War in Georgia Shows U.S. Foreign Policy Is a Bust

Wise words from Sheldon Richman.


The tragic events in the nation of Georgia show that U.S. foreign policy is a bust. In particular, NATO must go. This may seem counterintuitive, but this relic of the Cold War has nothing to contribute to peace. On the contrary, it is a destabilizing tool of America’s provocative imperial foreign policy...

Considering that NATO was ostensibly created to counter the Soviet Union in Europe, how could expanding the organization up to the Russian border not be provocative? What was the point, except to show the Russians who’s boss?
...
the Bush administration’s words and deeds almost certainly emboldened the Georgian government with respect to South Ossetia and Russia, encouraging it to take measures it probably would not have taken otherwise...

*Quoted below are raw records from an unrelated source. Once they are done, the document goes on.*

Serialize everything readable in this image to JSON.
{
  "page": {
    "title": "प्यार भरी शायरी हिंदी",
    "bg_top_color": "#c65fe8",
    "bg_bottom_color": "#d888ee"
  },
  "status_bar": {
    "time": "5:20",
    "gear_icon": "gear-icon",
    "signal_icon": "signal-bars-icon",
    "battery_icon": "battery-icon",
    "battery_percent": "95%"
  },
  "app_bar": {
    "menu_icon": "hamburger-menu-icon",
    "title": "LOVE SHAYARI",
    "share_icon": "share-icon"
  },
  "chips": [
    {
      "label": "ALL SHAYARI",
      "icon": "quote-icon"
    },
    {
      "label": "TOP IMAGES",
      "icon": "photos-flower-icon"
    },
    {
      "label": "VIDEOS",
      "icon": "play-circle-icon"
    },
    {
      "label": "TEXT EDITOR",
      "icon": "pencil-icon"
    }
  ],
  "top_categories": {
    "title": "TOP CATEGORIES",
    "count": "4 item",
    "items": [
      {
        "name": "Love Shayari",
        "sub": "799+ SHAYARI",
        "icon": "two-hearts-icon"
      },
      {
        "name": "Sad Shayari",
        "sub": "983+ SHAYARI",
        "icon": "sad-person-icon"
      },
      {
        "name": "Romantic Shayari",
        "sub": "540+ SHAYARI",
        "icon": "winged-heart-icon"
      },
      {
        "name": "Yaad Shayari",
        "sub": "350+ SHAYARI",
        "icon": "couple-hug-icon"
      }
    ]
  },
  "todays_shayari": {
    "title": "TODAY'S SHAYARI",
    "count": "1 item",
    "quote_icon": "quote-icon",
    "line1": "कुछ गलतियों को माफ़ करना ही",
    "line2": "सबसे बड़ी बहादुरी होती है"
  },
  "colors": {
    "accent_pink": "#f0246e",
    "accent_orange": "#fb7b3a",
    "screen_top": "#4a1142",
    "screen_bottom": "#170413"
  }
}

The Bush administration, then, made implicit — and perhaps explicit — guarantees to the Georgian government it was in no position to back up. Thus the American imperium is revealed as a costly, provocative, but in essential ways impotent force in the world. For this the taxpayers are coughing up hundreds of billion dollars a year. And people are dying.

The message of Georgia is clear. We need a top-to-bottom rethinking of American foreign policy. The American people’s interest lies in peace and free trade. Let others work out their own problems. Most of all, let’s keep the U.S. government from making the world’s problems worse than they already are.